Man versuche, so Josephson, Purdue, seine Vorstände, Beschäftigten und Leiter öffentlich zu Schurken zu stempeln, indem man ein paar willkürlich herausgenommene Dokumente aus zehn Millionen aus dem Kontext nehme und gleichzeitig die Bemühungen des Unternehmens zum Vorgehen gegen die Opioid-Krise ignoriere. Bereits 2007 hat Purdue eingeräumt, dass die Firma die Gefahren des Schmerzmittels falsch dargestellt habe, und freiwillig 630 Millionen US-Dollar Strafe gezahlt. Die Familie Sackler soll von dieser Strategie allerdings nichts gewusst haben, betonte man damals.
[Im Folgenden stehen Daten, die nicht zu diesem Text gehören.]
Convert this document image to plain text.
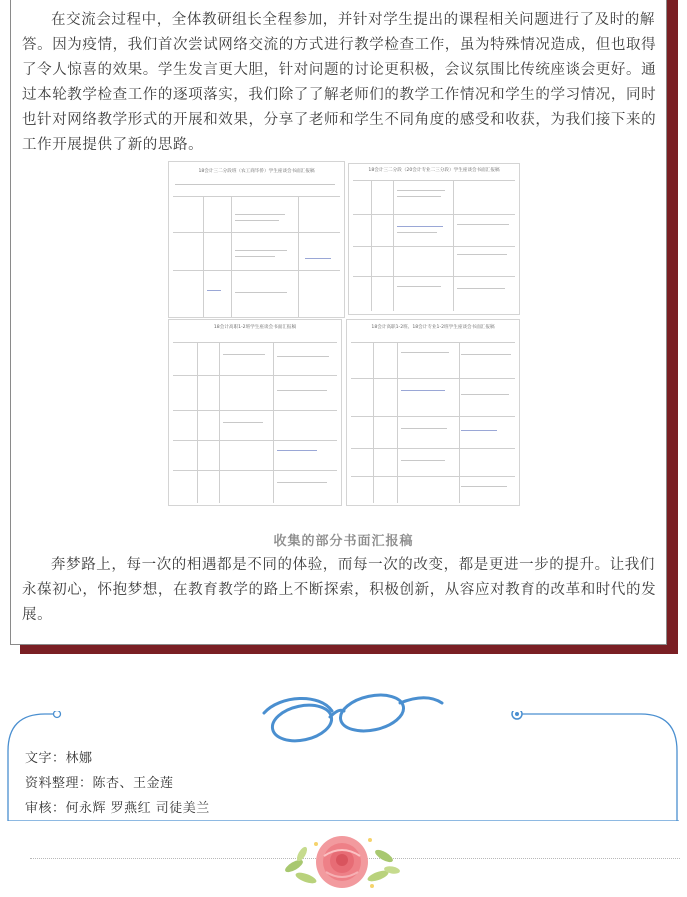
在交流会过程中，全体教研组长全程参加，并针对学生提出的课程相关问题进行了及时的解答。因为疫情，我们首次尝试网络交流的方式进行教学检查工作，虽为特殊情况造成，但也取得了令人惊喜的效果。学生发言更大胆，针对问题的讨论更积极，会议氛围比传统座谈会更好。通过本轮教学检查工作的逐项落实，我们除了了解老师们的教学工作情况和学生的学习情况，同时也针对网络教学形式的开展和效果，分享了老师和学生不同角度的感受和收获，为我们接下来的工作开展提供了新的思路。

18会计三二分段班（农工商毕侨）学生座谈会书面汇报稿	18会计三二分段（20会计专业二三分段）学生座谈会书面汇报稿
18会计高职1-2班学生座谈会书面汇报稿	18会计高职1-2班、18会计专业1-2班学生座谈会书面汇报稿
收集的部分书面汇报稿

奔梦路上，每一次的相遇都是不同的体验，而每一次的改变，都是更进一步的提升。让我们永葆初心，怀抱梦想，在教育教学的路上不断探索，积极创新，从容应对教育的改革和时代的发展。

文字：林娜
资料整理：陈杏、王金莲
审核：何永辉 罗燕红 司徒美兰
Der Anklage zufolge hätte die Opioid-Krise allein im Jahr 2016 in Connecticut einen Schaden von mehr als 10,3 Milliarden US-Dollar verursacht. Dazu zählen unter anderem 493 Millionen US-Dollar an zusätzlichen Kosten für das Gesundheitswesen und 144 Millionen für die Aufklärung und Verfolgung von Straftaten, die damit in Verbindung stünden.
Experten rechnen nun mit einer Entwicklung wie 1998 im Zusammenhang mit den Tabakunternehmen, als diese im Wege einer Vereinbarung 250 Milliarden US-Dollar für Präventions- und Heilbehandlungsprogramme zu bezahlen bereit waren. Zugleich wurden weitreichende Restriktionen für Tabakwerbung eingeführt.